This is just an introductory blog post, a sort of post that is going to attempt, but not actually do justice at re-capping all things MyaBèl for the last 4 years.
We started this concept about four years ago, we didn’t know much about what we were getting ourselves into. The former bartender in us, just knew we wanted to drink tasty Haitian cocktails made with REAL HAITIAN JUICY GOODNESS FRUIT and that at the time, we couldn’t get it anywhere else. We also knew that our hometown was looked at like the land of no return. To counter-act the incessant shade towards Croix-des-Bouquets, we set really high standards for our cuisine, our service, and our branding. We were convinced that the restaurant would become a beacon, attracting investors and encouraging visitation to the wonderful and undervalued sites in Croix-des-Bouquets. We also dreamed that the once bountiful land of the area would once again be adorned with rows of fresh produce, bursting with economic activity.
As with all dreams in life, they never go as planned. This carefully created restaurant, that was to be one of many that would be opened across Haiti, serving “Haitian comfort food with a spin,” was not meeting any of those goals. On the contrary, it was creating its own goals that were not in our timeline, nor our business plan for that matter!
We hadn’t factored in how bad traffic would become, and so our restaurant become a lunch place for the local residents rather than a beacon for the entire capital. Our distance forced us to become caterers to take our products to the clients. The wonderful court yard space in the restaurant wasn’t the dance floor/sipping cocktails under the tree spot we thought it would be, instead it became heavy in demand for weddings and kindergarten graduations. So, now we wearing the hats of event planners. But most surprising of all on the list, was becoming a bottling facility.
When people have the MyaBèl experience, they are always amazed and impressed by the product flavors and brand image. But the distance of the restaurant during the week was problematic. One client in particular, Katelyn, had a solution. She loved the food and the concept so much she asked us to bottle our products. We thought it to be so odd…bottling cocktails and our house mango pikliz? It was one thing to own a restaurant, become caters, and event planners, but we weren’t food scientist.
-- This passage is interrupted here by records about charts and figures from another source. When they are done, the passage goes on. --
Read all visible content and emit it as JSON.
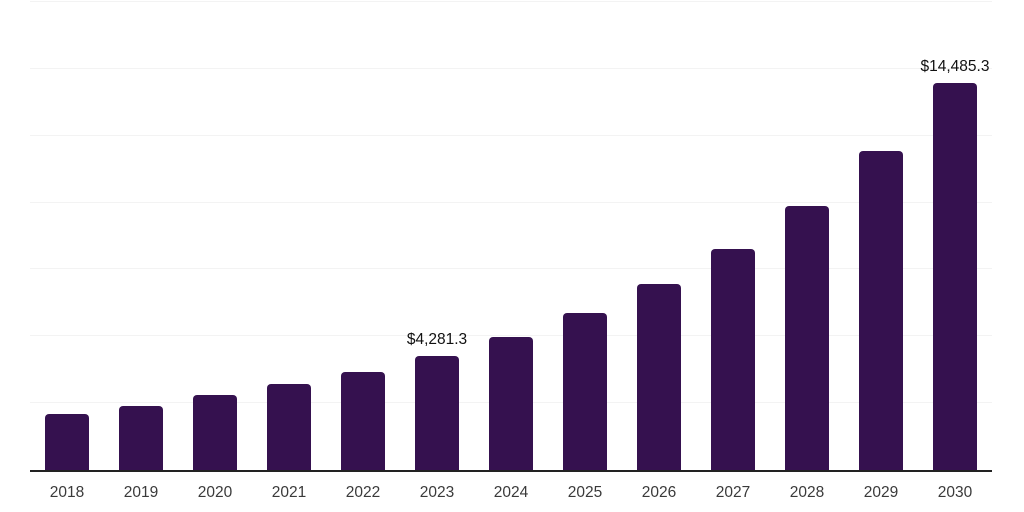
{
  "chart_data": {
    "type": "bar",
    "title": "",
    "xlabel": "",
    "ylabel": "",
    "categories": [
      "2018",
      "2019",
      "2020",
      "2021",
      "2022",
      "2023",
      "2024",
      "2025",
      "2026",
      "2027",
      "2028",
      "2029",
      "2030"
    ],
    "values": [
      2100,
      2400,
      2800,
      3220,
      3670,
      4281.3,
      4990,
      5860,
      6960,
      8250,
      9860,
      11940,
      14485.3
    ],
    "labels": [
      "",
      "",
      "",
      "",
      "",
      "$4,281.3",
      "",
      "",
      "",
      "",
      "",
      "",
      "$14,485.3"
    ],
    "ylim": [
      0,
      17500
    ],
    "gridline_step": 2500,
    "grid": "horizontal-only",
    "y_axis_tick_labels": "none",
    "legend": "none"
  },
  "colors": {
    "bar": "#35114F",
    "gridline": "#f3f3f3",
    "axis_line": "#222222",
    "tick_label": "#3a3a3a",
    "data_label": "#111111",
    "background": "#ffffff"
  }
}
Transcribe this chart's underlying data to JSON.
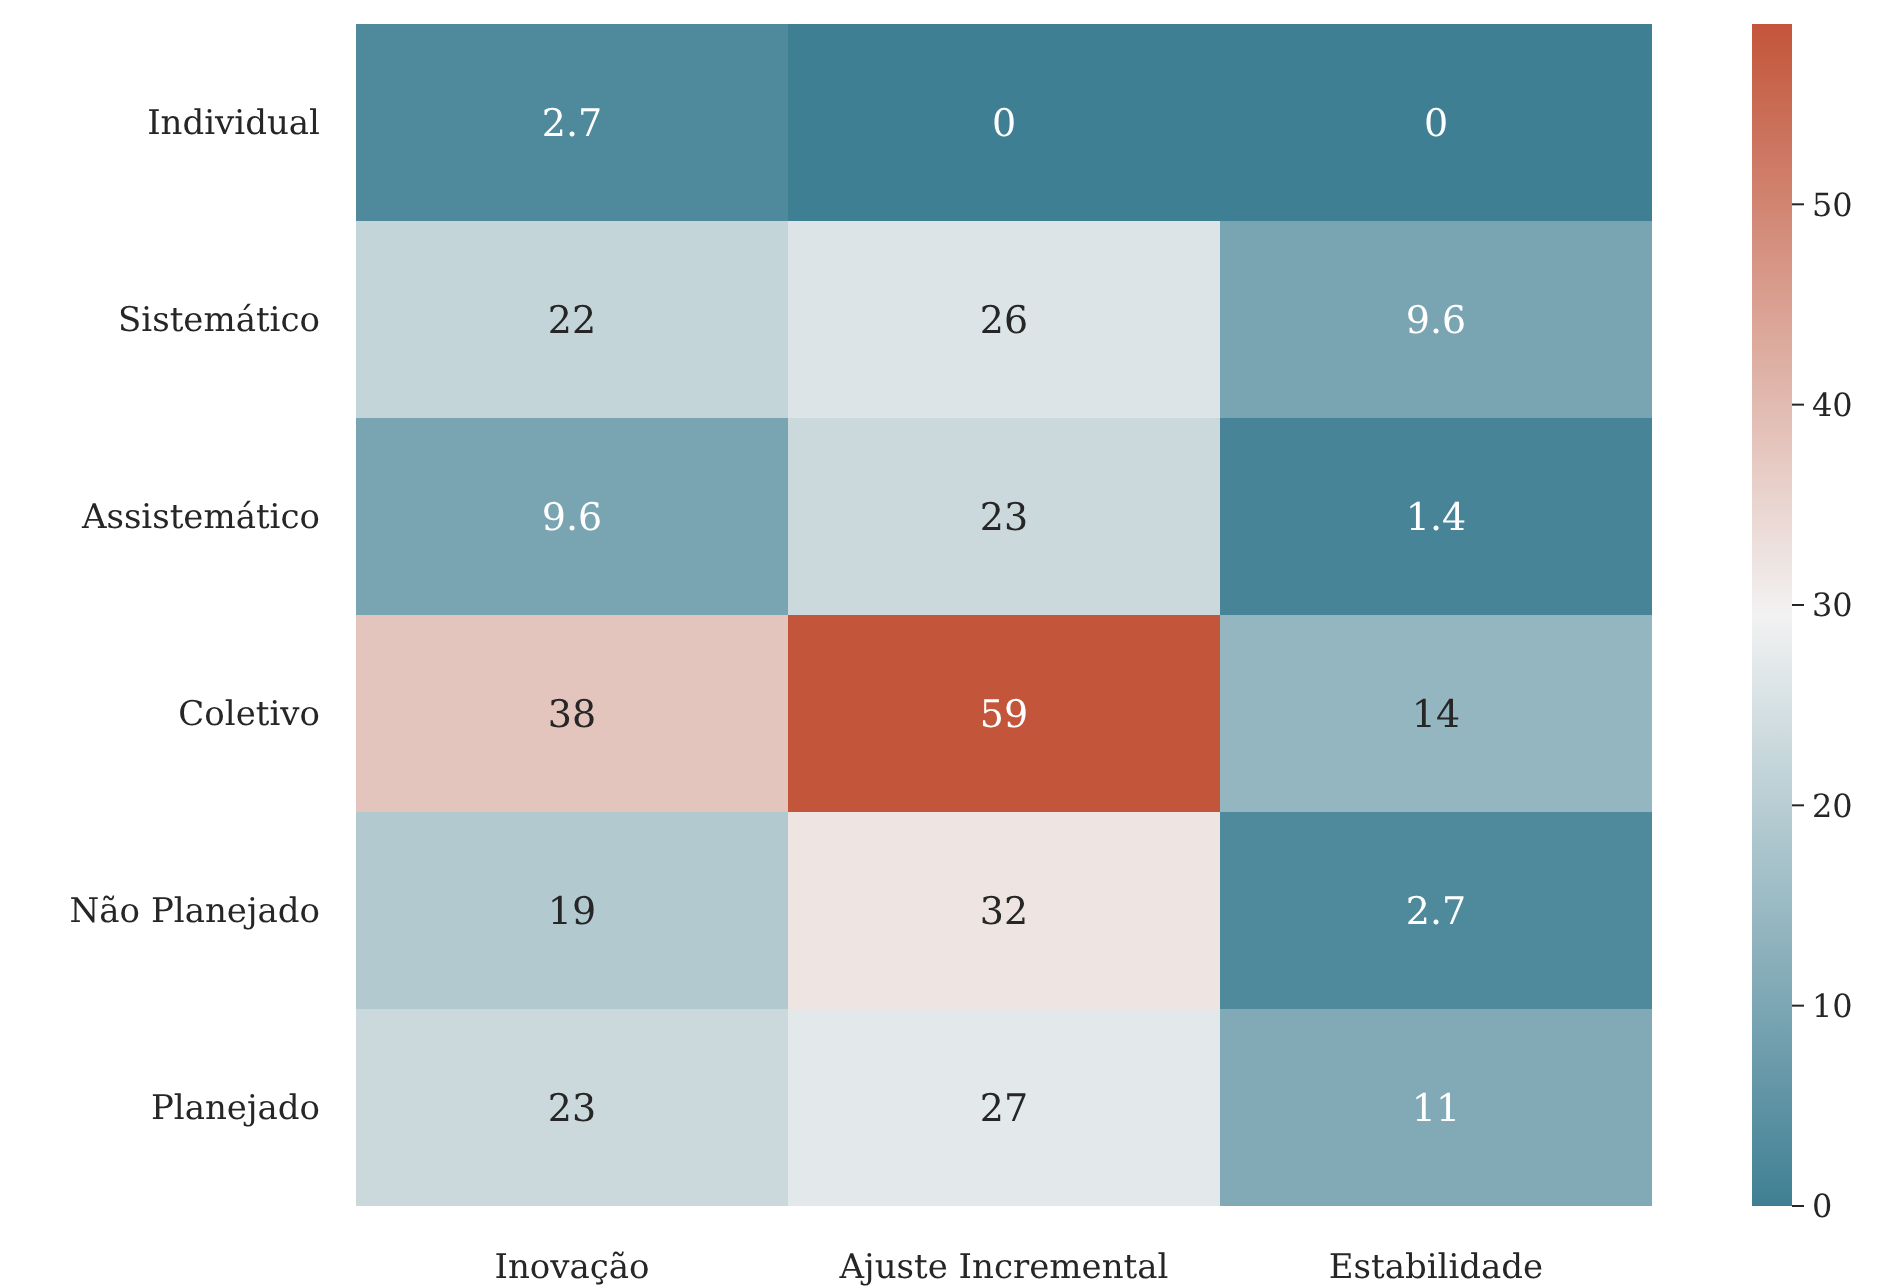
{
  "chart_data": {
    "type": "heatmap",
    "categories": [
      "Inovação",
      "Ajuste Incremental",
      "Estabilidade"
    ],
    "y_categories": [
      "Individual",
      "Sistemático",
      "Assistemático",
      "Coletivo",
      "Não Planejado",
      "Planejado"
    ],
    "cells": [
      [
        2.7,
        0,
        0
      ],
      [
        22,
        26,
        9.6
      ],
      [
        9.6,
        23,
        1.4
      ],
      [
        38,
        59,
        14
      ],
      [
        19,
        32,
        2.7
      ],
      [
        23,
        27,
        11
      ]
    ],
    "data_labels": true,
    "clim": [
      0,
      59
    ],
    "cticks": [
      0,
      10,
      20,
      30,
      40,
      50
    ],
    "colors": [
      "#3f7f93",
      "#f2f2f2",
      "#c3553a"
    ]
  }
}
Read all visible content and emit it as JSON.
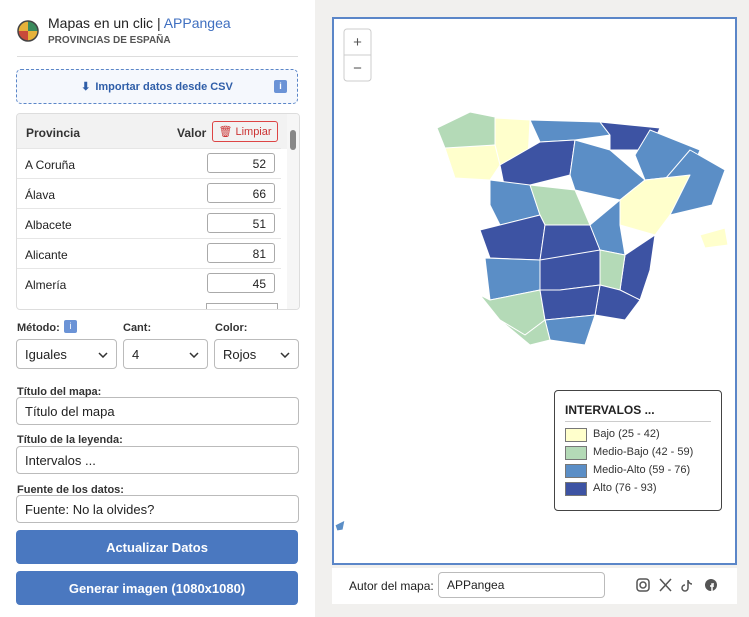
{
  "header": {
    "title": "Mapas en un clic |",
    "brand": "APPangea",
    "subtitle": "PROVINCIAS DE ESPAÑA"
  },
  "import_button": "Importar datos desde CSV",
  "table": {
    "columns": [
      "Provincia",
      "Valor"
    ],
    "clear_button": "Limpiar",
    "rows": [
      [
        "A Coruña",
        52
      ],
      [
        "Álava",
        66
      ],
      [
        "Albacete",
        51
      ],
      [
        "Alicante",
        81
      ],
      [
        "Almería",
        45
      ]
    ]
  },
  "controls": {
    "method": {
      "label": "Método:",
      "value": "Iguales"
    },
    "count": {
      "label": "Cant:",
      "value": "4"
    },
    "color": {
      "label": "Color:",
      "value": "Rojos"
    }
  },
  "fields": [
    {
      "label": "Título del mapa:",
      "value": "Título del mapa"
    },
    {
      "label": "Título de la leyenda:",
      "value": "Intervalos ..."
    },
    {
      "label": "Fuente de los datos:",
      "value": "Fuente: No la olvides?"
    }
  ],
  "buttons": [
    "Actualizar Datos",
    "Generar imagen (1080x1080)"
  ],
  "map": {
    "zoom": [
      "+",
      "−"
    ],
    "legend": {
      "title": "INTERVALOS ...",
      "items": [
        {
          "label": "Bajo (25 - 42)",
          "color": "#ffffcc"
        },
        {
          "label": "Medio-Bajo (42 - 59)",
          "color": "#b4dab7"
        },
        {
          "label": "Medio-Alto (59 - 76)",
          "color": "#5b8ec6"
        },
        {
          "label": "Alto (76 - 93)",
          "color": "#3d53a3"
        }
      ]
    }
  },
  "footer": {
    "author_label": "Autor del mapa:",
    "author": "APPangea"
  }
}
Oddly enough, as with all things in entrepreneurship, before we knew it, we did in fact take a course in the school of life experience and learned how to bottle our cocktails, and our sauces. As that part of the business grew, we developed our branding targeting our market segment, that we affectionately baptized “the Katelyns.”
Thus, MyaBèl, the would be Kreyòl chain restaurant of Haiti, became, MyaBèl, the full Haitian gastronomy experience packaging food products and with a full-service (wedding, catering, special events, you name it) restaurant. We are Authentically Ayiti, and this blog chronicles our ever growing, ever changing, baby MyaBèl.